Cultura vs preferências pessoais
O interesse pelo tamanho do pênis, que alimenta a indústria de perigosas cirurgias experimentais e de suspeitos suplementos que prometem milagres, não é novo. Há, inclusive, evidências que, no passado, essa lógica já existisse, mas com sinais trocados. No caso dos gregos antigos, por exemplo, eram os membros pequenos os mais valorizados, sendo sinal de civilidade, enquanto, para a sociedade contemporânea, os grandes são, normalmente, vistos como símbolo de virilidade e potência. Mas, claro, ainda que sofram influência da cultura, preferências são, ao fim e ao cabo, muito pessoais.
“O fato é que vão existir pessoas que têm preferência divergentes daquele ideal que está posto, mostrando que há uma margem de agência, uma margem subjetiva que nem sempre obedece ao que é padrão na sociedade”, aponta o psiquiatra Vinícius Moreira Lima, que estuda gênero, sexualidade e masculinidades.
De fato, é possível encontrar representações positivas de genitais maiores mesmo em civilizações que valorizam mais os menores, assim como é possível, hoje, encontrar pessoas que preferem os pequenos. Um público que se anima ao esbarrar, por exemplo, com a conta adulta de um engenheiro mineiro de 38 anos, que contou à reportagem vir recebendo um número crescente de propostas desde que passou a falar abertamente sobre o tamanho do próprio genital.
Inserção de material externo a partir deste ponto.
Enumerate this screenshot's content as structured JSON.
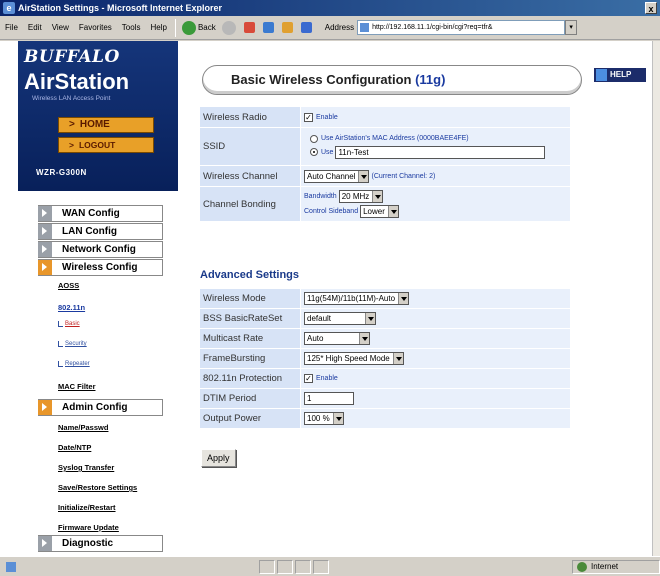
{
  "window": {
    "title": "AirStation Settings - Microsoft Internet Explorer",
    "close_glyph": "x"
  },
  "menubar": {
    "items": [
      "File",
      "Edit",
      "View",
      "Favorites",
      "Tools",
      "Help"
    ],
    "back_label": "Back",
    "address_label": "Address",
    "address_value": "http://192.168.11.1/cgi-bin/cgi?req=tfr&"
  },
  "sidebar": {
    "brand": "BUFFALO",
    "product": "AirStation",
    "tagline": "Wireless LAN Access Point",
    "home": "HOME",
    "logout": "LOGOUT",
    "model": "WZR-G300N",
    "menu": {
      "wan": "WAN Config",
      "lan": "LAN Config",
      "network": "Network Config",
      "wireless": "Wireless Config",
      "admin": "Admin Config",
      "diagnostic": "Diagnostic"
    },
    "wireless_links": {
      "aoss": "AOSS",
      "n80211": "802.11n",
      "basic": "Basic",
      "security": "Security",
      "repeater": "Repeater",
      "mac_filter": "MAC Filter"
    },
    "admin_links": {
      "name_passwd": "Name/Passwd",
      "date_ntp": "Date/NTP",
      "syslog": "Syslog Transfer",
      "save_restore": "Save/Restore Settings",
      "init_restart": "Initialize/Restart",
      "firmware": "Firmware Update"
    }
  },
  "main": {
    "title": "Basic Wireless Configuration ",
    "title_accent": "(11g)",
    "help": "HELP",
    "rows": {
      "radio_label": "Wireless Radio",
      "radio_value": "Enable",
      "ssid_label": "SSID",
      "ssid_option1": "Use AirStation's MAC Address (0000BAEE4FE)",
      "ssid_option2": "Use",
      "ssid_value": "11n-Test",
      "channel_label": "Wireless Channel",
      "channel_value": "Auto Channel",
      "channel_current": "(Current Channel: 2)",
      "bonding_label": "Channel Bonding",
      "bandwidth_label": "Bandwidth",
      "bandwidth_value": "20 MHz",
      "sideband_label": "Control Sideband",
      "sideband_value": "Lower"
    },
    "advanced_title": "Advanced Settings",
    "advanced": {
      "mode_label": "Wireless Mode",
      "mode_value": "11g(54M)/11b(11M)-Auto",
      "bss_label": "BSS BasicRateSet",
      "bss_value": "default",
      "multicast_label": "Multicast Rate",
      "multicast_value": "Auto",
      "frameburst_label": "FrameBursting",
      "frameburst_value": "125* High Speed Mode",
      "protection_label": "802.11n Protection",
      "protection_value": "Enable",
      "dtim_label": "DTIM Period",
      "dtim_value": "1",
      "power_label": "Output Power",
      "power_value": "100 %"
    },
    "apply": "Apply"
  },
  "status": {
    "zone": "Internet"
  }
}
“O fato de eu ter um pênis pequeno foi virando um fetiche para mim. Então, o perfil serve para alimentar esse fetiche e, ao mesmo tempo, tem uma função catártica, no sentido que me permite colocar isso para fora de maneira mais prazerosa”, diz. “(Desde então), o número de pessoas interessadas por mim aumentou absurdamente – tanto afetivamente como sexualmente”, completa, ponderando que o debate sobre se “tamanho importa” pode ganhar mais camadas a partir da experiência de pessoas como ele. Nesse sentido, ele lembra de uma série de posts, em tom de desabafo, que um homem gay norte-americano fez na rede social X (antigo Twitter).
“Estou sendo inundado com um monte de mensagens diretas e comentários sobre como ‘tamanho não importa’. E eu simplesmente não acho que vocês estão entendendo”, escreveu ele na thread em que finaliza argumentando que, para algumas pessoas, “os pênis pequenos melhoram a experiência sexual justamente porque são pequenos e, portanto, seu tamanho importa”.